È iniziato tutto per scherzo, una sorta di scommessa con un amico perché finalmente un autore da lui amato e conosciuto si occupava di un tema da me non amato ma conosciuto. Il tema è la dieta e l’autore è Luca Doninelli, che per La nave di Teseo ha documentato il viaggio che lo ha condotto a passare da 140 a 90 chilogrammi. Cioè da obeso a normale signore di mezz’età che può salire due gradini senza ansimare, fare l’amore felicemente e frequentemente, correre dietro ad un autobus. Ma più di tutto e più normalmente di tutto: accavallare le gambe. Chiunque di voi sia ingrassato in maniera abbastanza consistente (dai 5 kg in più, diciamo) avrà notato quanto è diverso farlo quando tra la gamba a terra e quella sospesa si forma un angolo impresentabile.

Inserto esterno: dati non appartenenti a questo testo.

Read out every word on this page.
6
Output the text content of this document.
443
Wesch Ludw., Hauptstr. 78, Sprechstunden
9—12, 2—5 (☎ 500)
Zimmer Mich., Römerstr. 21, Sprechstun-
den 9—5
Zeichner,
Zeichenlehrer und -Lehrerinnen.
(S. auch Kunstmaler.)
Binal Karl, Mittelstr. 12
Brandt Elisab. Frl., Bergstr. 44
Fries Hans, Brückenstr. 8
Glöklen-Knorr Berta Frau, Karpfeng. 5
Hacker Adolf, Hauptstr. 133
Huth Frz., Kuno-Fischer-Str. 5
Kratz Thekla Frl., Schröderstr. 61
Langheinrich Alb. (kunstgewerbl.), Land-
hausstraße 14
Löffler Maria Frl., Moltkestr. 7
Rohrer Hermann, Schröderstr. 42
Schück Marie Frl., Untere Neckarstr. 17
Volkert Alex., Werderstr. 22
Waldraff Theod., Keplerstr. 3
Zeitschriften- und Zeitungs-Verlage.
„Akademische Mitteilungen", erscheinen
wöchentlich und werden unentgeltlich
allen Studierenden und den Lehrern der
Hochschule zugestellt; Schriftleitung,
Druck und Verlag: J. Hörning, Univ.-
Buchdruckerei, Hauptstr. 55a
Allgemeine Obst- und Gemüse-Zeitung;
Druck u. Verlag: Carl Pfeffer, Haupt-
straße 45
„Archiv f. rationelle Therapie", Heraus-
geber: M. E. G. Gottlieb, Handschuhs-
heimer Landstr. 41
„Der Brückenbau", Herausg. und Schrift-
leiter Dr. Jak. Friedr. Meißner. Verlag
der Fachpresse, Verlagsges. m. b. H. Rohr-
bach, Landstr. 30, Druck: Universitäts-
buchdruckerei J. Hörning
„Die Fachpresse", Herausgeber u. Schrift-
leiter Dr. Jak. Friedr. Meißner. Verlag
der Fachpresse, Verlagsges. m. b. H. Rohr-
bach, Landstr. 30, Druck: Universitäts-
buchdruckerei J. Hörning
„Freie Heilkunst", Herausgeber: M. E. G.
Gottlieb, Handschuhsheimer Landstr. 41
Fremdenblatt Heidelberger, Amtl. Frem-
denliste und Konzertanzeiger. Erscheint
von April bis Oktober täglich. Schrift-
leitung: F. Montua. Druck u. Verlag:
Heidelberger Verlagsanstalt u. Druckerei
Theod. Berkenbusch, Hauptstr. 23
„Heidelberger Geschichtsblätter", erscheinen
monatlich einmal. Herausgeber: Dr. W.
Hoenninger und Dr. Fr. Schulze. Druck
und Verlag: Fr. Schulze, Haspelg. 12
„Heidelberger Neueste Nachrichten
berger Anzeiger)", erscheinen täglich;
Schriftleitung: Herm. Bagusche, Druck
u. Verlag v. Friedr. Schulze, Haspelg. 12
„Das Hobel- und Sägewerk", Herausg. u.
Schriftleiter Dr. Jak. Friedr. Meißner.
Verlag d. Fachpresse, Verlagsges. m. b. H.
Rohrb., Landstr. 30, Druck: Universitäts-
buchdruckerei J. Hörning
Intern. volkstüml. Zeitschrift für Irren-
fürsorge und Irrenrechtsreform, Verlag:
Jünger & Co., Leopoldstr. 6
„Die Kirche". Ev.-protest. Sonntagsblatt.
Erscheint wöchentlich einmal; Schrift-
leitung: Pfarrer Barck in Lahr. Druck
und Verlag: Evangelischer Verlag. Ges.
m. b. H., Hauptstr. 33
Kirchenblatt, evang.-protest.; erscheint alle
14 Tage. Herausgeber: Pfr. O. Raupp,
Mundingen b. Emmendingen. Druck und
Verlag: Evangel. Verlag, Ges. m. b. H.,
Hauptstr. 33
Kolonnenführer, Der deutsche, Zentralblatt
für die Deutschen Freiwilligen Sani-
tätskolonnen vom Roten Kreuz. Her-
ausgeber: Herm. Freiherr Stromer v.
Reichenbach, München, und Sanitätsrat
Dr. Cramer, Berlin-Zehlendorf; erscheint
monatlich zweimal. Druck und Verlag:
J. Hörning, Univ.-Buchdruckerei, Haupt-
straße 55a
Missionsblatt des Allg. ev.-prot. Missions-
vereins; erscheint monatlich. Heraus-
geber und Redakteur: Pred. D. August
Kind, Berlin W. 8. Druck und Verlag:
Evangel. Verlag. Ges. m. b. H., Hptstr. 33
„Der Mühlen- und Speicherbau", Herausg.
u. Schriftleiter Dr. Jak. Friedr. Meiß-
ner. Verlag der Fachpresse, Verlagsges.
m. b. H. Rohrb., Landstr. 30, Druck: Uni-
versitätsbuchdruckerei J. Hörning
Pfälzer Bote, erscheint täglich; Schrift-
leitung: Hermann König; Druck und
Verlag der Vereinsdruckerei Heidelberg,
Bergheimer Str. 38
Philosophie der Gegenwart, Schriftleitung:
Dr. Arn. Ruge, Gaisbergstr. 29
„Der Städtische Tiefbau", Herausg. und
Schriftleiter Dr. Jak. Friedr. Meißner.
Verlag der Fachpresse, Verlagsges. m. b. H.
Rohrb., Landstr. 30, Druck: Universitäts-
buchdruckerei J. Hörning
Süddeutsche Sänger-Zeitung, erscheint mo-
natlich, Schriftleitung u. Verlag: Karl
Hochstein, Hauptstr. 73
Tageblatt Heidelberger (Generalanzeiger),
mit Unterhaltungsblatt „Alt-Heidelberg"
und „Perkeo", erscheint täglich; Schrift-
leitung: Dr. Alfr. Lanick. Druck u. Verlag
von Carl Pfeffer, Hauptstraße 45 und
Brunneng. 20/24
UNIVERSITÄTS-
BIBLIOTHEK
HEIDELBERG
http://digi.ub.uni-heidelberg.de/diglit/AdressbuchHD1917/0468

Io di ciccioni che raccontano la propria nuova vita ne ho ascoltati parecchi, testimonianze spesso corredate da foto di prima e dopo. Dove il prima è un universo di pingue infelicità e dopo è un asciutto stare bene e riconoscersi nei propri panni. Molto spesso la didascalia di quelle immagini, che sia esplicita o no, è: «Fai come me, la mia storia dimostra che chiunque può farcela». Chi tenta di dimagrire ci crede più o meno una volta al mese, spesso anche solo tra un pasto e l’altro (perché non c’è proposito di dimagrimento più sincero di quello che segue temporalmente l’ultimo biscotto di mezzanotte). Si ripone la tazza di latte e si decide: da domani, cambia tutto. Domani è una parola fondamentale in questi casi. Oggi, intanto, il momento del fondo.
Luca Doninelli nel suo La dieta sono io (2019) dice una cosa che – anche senza scomodare l’obesità – può riconoscere chiunque abbia vissuto un attacco di fame incontrollato:
ci si attacca al fondo di qualunque cosa, persino all’olio della scatoletta del tonno. Doninelli non lo cita ma lo aiutiamo noi: il fondo del pandoro. Vogliamo parlare della goduria delle briciole burrose grattate via dalla carta zigrinata nel momento di toglierla dalla tavolata di Natale? Ecco, il fondo. Il bello di questo libro è una capacità lucida e puntuale – invero fin ossessiva a volte – di tramutare quel fondo vergognoso in domanda: cosa mi spinge ad andare così a fondo? Cosa cerco, in fondo? Non c’è nessun intento promozionale, in questo. Termini il libro e – certo una telefonata all’amico per sapere chi sia il dietologo del miracolo la fai – però prima ti chiedi perché. E non è un male.